Ладно, мне причитается десять процентов комиссионных. Мораль: вы себя ведете, как патентованные придурки.
Леклер надвигался на Скали; опустил кулаки на спинку ближайшего стула, смотрел ненавидяще; все примолкли.
— Насчет революции я уже высказался: каждый делает что умеет. Но насчет того, как поставлено дело, прошу прощенья, дерьмово! Нас вытаскивают сюда, чтобы послать в бой, и держат двое суток без самого необходимого. Сорок восемь часов без бритвы! Хватит, сыты! Понятно тебе?
Скали молчал, глаза за очками щурились от отвращения.
— Ты всерьез? — с другого конца столовой послышался голос, на который все обернулись.
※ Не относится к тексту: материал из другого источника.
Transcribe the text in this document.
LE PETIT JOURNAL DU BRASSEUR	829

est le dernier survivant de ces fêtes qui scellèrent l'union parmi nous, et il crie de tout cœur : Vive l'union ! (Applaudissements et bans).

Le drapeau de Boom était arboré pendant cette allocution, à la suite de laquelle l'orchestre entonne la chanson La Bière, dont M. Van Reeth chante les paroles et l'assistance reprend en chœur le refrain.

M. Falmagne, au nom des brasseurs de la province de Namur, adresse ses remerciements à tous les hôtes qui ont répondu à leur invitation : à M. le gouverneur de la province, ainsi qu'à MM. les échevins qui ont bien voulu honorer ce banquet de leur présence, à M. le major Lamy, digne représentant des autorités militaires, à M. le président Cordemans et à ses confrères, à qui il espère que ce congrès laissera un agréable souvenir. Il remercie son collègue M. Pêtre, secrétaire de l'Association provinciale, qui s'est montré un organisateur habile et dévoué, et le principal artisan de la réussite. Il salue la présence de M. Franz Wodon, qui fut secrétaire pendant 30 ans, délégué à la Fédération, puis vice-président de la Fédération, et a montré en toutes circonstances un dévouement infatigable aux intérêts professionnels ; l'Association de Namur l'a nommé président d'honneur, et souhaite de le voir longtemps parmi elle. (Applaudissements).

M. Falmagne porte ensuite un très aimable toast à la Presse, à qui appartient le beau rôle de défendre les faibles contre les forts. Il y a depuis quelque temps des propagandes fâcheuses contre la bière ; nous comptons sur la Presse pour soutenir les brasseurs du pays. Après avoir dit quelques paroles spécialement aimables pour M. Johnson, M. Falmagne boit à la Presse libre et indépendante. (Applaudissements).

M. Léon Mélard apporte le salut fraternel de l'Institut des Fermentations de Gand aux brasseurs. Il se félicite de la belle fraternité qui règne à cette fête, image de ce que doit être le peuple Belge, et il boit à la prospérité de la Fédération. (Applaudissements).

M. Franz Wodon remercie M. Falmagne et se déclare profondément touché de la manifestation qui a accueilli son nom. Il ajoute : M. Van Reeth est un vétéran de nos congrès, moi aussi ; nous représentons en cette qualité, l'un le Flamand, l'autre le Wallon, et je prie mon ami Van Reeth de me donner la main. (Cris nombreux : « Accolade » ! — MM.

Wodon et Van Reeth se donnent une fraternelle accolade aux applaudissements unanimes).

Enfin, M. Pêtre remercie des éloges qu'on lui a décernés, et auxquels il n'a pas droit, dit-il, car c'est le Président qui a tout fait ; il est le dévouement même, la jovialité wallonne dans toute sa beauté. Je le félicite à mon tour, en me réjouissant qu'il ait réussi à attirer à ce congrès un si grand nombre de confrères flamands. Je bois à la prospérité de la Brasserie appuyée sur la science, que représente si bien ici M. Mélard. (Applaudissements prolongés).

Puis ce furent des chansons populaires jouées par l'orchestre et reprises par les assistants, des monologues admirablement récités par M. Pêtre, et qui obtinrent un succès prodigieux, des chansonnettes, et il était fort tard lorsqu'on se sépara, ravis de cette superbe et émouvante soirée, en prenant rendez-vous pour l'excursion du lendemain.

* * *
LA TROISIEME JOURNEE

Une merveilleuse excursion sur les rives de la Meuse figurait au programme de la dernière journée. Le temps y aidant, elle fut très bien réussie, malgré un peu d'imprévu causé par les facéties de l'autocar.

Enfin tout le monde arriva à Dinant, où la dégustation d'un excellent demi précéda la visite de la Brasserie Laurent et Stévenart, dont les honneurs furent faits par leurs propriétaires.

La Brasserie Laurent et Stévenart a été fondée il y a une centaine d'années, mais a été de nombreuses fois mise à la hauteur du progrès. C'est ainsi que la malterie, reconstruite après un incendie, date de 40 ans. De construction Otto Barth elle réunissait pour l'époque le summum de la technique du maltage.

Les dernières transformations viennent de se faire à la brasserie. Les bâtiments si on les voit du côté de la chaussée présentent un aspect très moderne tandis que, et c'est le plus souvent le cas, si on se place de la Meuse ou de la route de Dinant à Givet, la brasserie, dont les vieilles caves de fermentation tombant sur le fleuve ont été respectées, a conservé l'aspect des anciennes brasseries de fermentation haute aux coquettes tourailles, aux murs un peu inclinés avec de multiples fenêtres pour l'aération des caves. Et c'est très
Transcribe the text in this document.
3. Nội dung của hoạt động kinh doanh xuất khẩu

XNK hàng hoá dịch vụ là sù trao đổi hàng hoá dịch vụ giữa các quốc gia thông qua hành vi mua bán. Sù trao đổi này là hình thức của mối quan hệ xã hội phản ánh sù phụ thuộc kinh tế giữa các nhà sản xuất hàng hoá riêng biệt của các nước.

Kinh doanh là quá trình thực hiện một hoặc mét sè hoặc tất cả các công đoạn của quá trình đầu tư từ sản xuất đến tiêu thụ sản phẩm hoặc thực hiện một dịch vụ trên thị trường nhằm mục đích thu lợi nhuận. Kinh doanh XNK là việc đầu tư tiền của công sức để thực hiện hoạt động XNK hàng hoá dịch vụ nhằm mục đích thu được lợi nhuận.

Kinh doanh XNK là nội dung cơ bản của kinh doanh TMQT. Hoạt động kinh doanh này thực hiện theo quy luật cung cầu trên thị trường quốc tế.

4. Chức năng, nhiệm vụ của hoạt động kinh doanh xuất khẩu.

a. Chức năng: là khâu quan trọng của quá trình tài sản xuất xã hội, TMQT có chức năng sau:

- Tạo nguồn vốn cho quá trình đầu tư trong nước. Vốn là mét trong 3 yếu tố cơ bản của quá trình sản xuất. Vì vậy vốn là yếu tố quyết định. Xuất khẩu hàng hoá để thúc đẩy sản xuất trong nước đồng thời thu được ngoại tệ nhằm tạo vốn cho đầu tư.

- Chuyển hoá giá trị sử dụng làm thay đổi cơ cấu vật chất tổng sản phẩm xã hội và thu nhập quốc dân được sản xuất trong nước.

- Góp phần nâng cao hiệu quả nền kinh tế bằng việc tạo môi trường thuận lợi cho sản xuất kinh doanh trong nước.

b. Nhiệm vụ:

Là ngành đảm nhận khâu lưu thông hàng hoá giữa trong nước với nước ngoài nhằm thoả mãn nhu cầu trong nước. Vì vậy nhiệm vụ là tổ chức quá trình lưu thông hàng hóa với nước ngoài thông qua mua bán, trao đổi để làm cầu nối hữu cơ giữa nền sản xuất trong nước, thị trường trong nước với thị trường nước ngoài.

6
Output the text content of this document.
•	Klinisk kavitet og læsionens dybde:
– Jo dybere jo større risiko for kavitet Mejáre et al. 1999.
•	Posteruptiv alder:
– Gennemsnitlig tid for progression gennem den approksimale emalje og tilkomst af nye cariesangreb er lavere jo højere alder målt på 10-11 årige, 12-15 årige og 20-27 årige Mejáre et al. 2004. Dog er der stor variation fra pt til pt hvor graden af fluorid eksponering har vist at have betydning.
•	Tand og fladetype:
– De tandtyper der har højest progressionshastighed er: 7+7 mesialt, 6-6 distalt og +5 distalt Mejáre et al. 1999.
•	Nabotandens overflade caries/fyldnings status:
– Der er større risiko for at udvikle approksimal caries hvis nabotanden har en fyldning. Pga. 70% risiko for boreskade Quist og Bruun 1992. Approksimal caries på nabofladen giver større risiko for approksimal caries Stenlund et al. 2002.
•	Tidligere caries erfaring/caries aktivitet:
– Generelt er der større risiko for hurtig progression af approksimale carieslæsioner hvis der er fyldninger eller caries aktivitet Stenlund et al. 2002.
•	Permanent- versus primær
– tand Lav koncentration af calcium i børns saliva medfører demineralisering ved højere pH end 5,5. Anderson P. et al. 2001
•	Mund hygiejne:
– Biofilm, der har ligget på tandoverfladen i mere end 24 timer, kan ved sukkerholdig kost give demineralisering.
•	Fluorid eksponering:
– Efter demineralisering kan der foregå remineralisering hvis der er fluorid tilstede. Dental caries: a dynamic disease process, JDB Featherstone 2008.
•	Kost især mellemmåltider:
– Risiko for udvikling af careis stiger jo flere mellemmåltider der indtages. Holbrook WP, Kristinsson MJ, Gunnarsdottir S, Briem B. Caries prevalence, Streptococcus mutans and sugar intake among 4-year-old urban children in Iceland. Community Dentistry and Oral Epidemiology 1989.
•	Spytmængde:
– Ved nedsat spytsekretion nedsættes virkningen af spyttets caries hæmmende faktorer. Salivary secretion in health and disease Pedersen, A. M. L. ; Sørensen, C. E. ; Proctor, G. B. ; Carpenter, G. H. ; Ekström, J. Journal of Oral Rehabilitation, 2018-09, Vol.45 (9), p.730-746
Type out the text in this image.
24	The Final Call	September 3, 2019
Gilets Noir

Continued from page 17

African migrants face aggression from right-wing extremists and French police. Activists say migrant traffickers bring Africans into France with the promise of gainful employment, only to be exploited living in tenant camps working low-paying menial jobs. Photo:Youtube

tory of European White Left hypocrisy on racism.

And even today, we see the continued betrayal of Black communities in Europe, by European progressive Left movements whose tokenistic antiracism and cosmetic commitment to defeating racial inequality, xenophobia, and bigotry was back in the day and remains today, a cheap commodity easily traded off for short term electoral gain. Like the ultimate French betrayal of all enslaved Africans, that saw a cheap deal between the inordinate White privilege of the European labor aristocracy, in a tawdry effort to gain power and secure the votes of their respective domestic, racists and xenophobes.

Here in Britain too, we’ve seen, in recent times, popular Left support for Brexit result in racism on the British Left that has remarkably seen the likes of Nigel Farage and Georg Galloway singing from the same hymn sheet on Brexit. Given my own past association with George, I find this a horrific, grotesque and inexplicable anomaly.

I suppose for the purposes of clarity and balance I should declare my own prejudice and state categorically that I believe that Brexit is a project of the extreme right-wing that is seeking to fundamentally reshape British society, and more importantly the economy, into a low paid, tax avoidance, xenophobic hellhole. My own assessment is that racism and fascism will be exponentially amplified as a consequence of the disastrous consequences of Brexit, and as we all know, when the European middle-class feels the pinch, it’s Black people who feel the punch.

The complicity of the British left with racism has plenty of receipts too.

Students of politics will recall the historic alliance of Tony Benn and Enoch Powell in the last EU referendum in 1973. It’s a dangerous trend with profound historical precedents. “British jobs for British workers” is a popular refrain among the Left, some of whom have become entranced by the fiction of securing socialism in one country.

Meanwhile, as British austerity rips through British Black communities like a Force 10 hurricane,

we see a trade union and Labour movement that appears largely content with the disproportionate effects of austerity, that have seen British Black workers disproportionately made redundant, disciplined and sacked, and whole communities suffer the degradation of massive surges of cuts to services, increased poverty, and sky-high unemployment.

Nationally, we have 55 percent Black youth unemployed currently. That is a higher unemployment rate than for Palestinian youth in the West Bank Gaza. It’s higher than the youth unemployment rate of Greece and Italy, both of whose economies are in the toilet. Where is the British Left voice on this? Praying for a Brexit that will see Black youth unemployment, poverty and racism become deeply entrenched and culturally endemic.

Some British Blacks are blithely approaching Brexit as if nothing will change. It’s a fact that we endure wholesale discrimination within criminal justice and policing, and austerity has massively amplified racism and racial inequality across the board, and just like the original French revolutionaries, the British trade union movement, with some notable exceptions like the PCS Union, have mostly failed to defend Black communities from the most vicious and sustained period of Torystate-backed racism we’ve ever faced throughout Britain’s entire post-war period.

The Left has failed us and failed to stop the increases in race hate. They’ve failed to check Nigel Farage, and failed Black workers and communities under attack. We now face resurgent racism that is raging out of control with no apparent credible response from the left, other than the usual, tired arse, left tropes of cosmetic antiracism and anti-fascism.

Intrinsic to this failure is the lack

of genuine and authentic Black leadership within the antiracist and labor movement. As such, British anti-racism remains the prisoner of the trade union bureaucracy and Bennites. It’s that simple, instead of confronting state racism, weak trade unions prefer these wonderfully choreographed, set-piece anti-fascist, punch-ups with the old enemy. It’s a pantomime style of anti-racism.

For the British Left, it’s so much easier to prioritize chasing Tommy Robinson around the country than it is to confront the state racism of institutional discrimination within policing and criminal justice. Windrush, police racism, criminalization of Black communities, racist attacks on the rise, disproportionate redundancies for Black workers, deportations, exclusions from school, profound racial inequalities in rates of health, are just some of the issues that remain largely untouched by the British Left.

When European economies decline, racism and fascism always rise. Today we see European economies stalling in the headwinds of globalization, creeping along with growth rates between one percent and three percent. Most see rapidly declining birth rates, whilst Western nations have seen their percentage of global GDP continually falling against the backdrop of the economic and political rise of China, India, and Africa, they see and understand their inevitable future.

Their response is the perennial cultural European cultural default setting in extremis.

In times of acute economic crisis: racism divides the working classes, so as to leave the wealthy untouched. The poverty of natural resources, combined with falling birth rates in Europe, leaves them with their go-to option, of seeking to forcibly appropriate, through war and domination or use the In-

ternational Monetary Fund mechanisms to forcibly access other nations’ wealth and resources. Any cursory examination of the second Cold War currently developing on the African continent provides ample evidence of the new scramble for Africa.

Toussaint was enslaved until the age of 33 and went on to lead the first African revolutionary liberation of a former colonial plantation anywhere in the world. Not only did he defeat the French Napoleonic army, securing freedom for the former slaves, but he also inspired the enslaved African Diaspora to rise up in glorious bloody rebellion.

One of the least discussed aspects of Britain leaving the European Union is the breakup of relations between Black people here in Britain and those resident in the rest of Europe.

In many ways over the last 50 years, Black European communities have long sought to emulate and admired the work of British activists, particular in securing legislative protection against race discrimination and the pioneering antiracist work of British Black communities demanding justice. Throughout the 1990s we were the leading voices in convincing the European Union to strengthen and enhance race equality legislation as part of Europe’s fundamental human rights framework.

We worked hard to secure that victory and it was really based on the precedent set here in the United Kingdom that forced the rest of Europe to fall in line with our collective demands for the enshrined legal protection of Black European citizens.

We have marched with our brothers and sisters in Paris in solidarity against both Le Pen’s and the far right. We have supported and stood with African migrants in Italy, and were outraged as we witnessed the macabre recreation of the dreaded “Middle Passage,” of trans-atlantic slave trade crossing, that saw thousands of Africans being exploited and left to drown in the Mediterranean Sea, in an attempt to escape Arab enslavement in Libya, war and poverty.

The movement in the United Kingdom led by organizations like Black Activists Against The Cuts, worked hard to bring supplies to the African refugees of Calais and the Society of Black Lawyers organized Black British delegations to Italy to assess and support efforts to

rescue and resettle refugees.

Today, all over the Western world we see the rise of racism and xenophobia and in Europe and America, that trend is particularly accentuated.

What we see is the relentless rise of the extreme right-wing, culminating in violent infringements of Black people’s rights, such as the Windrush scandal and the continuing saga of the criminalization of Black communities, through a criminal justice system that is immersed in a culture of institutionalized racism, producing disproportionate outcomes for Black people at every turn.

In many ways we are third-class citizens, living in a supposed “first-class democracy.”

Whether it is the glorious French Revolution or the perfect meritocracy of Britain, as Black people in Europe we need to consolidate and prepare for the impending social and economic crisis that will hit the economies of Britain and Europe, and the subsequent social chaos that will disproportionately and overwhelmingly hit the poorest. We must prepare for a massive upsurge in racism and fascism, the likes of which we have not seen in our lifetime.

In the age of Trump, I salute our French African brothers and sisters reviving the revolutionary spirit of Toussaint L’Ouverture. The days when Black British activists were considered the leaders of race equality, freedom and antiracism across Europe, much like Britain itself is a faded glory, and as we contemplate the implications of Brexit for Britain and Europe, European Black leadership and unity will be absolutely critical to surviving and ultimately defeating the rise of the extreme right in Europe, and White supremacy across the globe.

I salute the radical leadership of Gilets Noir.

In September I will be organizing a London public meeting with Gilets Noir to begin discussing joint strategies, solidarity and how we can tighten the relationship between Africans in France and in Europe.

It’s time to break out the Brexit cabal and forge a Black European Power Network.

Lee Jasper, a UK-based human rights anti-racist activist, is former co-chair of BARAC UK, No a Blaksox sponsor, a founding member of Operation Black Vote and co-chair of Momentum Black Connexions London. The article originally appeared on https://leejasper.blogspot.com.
С того дня, как Хайме в последний раз вышел из самолета, он никогда не обращался ко всем сразу, а разговаривал лишь с соседями по столу, с теми, кто подходил к нему; сейчас, казалось, к нему вернулся прежний голос, тот самый, который пел когда-то песни, но сейчас этот голос звучал приглушенно, словно и в нем что-то ослепло. Все летчики знали, что каждый вылет грозит им таким же ранением. Хайме был их товарищем и в то же время наглядным напоминанием о самом страшном, что, может быть, готовит им судьба. На крупном носу сидели черные очки, рука водила по столу снизу, чтобы незаметно было, что он передвигается на ощупь, — Хайме шел мимо пустых тарелок, и «пеликаны» отодвигались от него, словно боясь прикосновения.